Author notes: Sort of a trick question that requires knowledge about the Pausable contract. As mentioned in the Spearbit community workshop I gave recently, it can be difficult to spot what's absent, not just what's present.

Question 6 of 8

What is the largest possible allowance given to the controller?

  • A. 40% of totalContributionCap
  • B. 60% of totalContributionCap
  • C. 100% of totalContributionCap
  • D. Unbounded

Correct is C.

The allowance is only capped as long as the specified amount is larger the current totalContributions. That means as soon as the totalContributions are larger than ALLOWANCE_CAP, it's possible to give an allowance of 100%.

Question 7 of 8

The requestAllowance() implementation would have failed after the 1st call for tokens that only allow zero to non-zero allowances. Which of the following mitigations do NOT work?

  • A. safeApprove(0) followed by safeApprove(type(uint256).max)
  • B. safeIncreaseAllowance(type(uint256).max)
  • C. safeIncreaseAllowance(0) followed by safeIncreaseAllowance(type(uint256).max)
  • D. safeDecreaseAllowance(0) followed by safeApprove(type(uint256).max)

Correct is B, C, D.

There are some implementations of ERC20 tokens that require an approval to be reset to 0 before it can be updated to another non-zero value.

The safeIncreaseAllowance() / safeDecreaseAllowance() functions request the current allowance, adding/subtracting the specified amount and then update it by calling approve(). These functions do not set the approval to 0 in between, so for these tokens the function would still fail after the 1st call.

Question 8 of 8

Which of the following gas optimizations are relevant in reducing runtime gas costs for the vault contract?

  • A. Changing ALLOWANCE_CAP type from immutable to constant, ie. uint256 public constant ALLOWANCE_CAP = 40 * uint256(TOTAL_CONTRIBUTION_CAP) / 100;
  • B. Increase number of solc runs (assuming default was 200 runs)
  • C. Renaming functions so that the most used functions have smaller method IDs
  • D. Use unchecked math in withdraw()

Correct is B, (C).

  • A: Changing ALLOWANCE_CAP to be constant would actually consume more runtime gas as the expression would then be evaluated on every call, while with immutable the expression would be calculated during deployment and then become a static value. (Note that there's no difference between these options anymore when the via-IR compilation pipeline and optimization is used).
  • B: Increasing the optimizer's runs configuration will increase the deployment bytecode size but decrease the gas usage at runtime.
  • C: (The smaller the function's ID the earlier it can be found by the function selector.) – In hindsight, this is not entirely true: Including the public variable getters, the Vault contract has 9 function signatures exposed.
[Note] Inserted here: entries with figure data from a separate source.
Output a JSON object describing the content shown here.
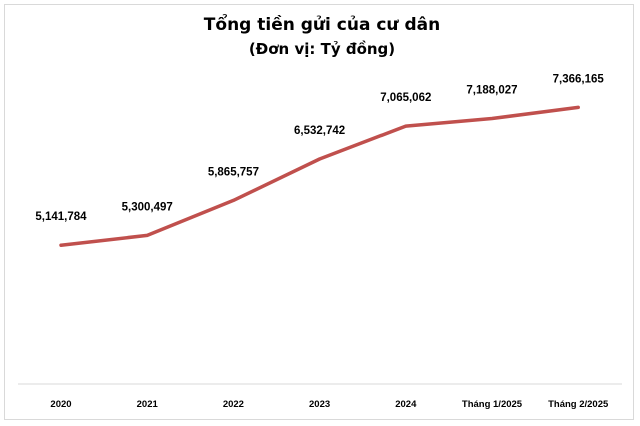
{
  "chart_data": {
    "type": "line",
    "title": "Tổng tiền gửi của cư dân",
    "subtitle": "(Đơn vị: Tỷ đồng)",
    "xlabel": "",
    "ylabel": "",
    "categories": [
      "2020",
      "2021",
      "2022",
      "2023",
      "2024",
      "Tháng 1/2025",
      "Tháng 2/2025"
    ],
    "series": [
      {
        "values": [
          5141784,
          5300497,
          5865757,
          6532742,
          7065062,
          7188027,
          7366165
        ],
        "data_labels": [
          "5,141,784",
          "5,300,497",
          "5,865,757",
          "6,532,742",
          "7,065,062",
          "7,188,027",
          "7,366,165"
        ],
        "color": "#c0504d"
      }
    ],
    "ylim": [
      0,
      8000000
    ],
    "grid": false,
    "legend": "none",
    "colors": {
      "line": "#c0504d",
      "axis": "#d9d9d9",
      "frame": "#d9d9d9",
      "text": "#000000"
    }
  }
}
For contracts with more than 4 function IDs the Solidity compiler starts using a binary search algorithm (opens in a new tab) instead of using a sorted-if-then selector. So in the case of the Vault contract, there's no guarantee that renaming the functions in the described manner would actually ensure reduced runtime costs for all of the most used functions. It's still true that the function with the lowest ID will have the shortest path (one pivot, on EQ), but the same is not guaranteed for the other functions.
  • D: It wouldn't be safe to use unchecked math in the withdraw() function as it would potentially allow users to withdraw more than they should be able to. (The wording is intended to imply that the entire function's body would be put into an unchecked block.)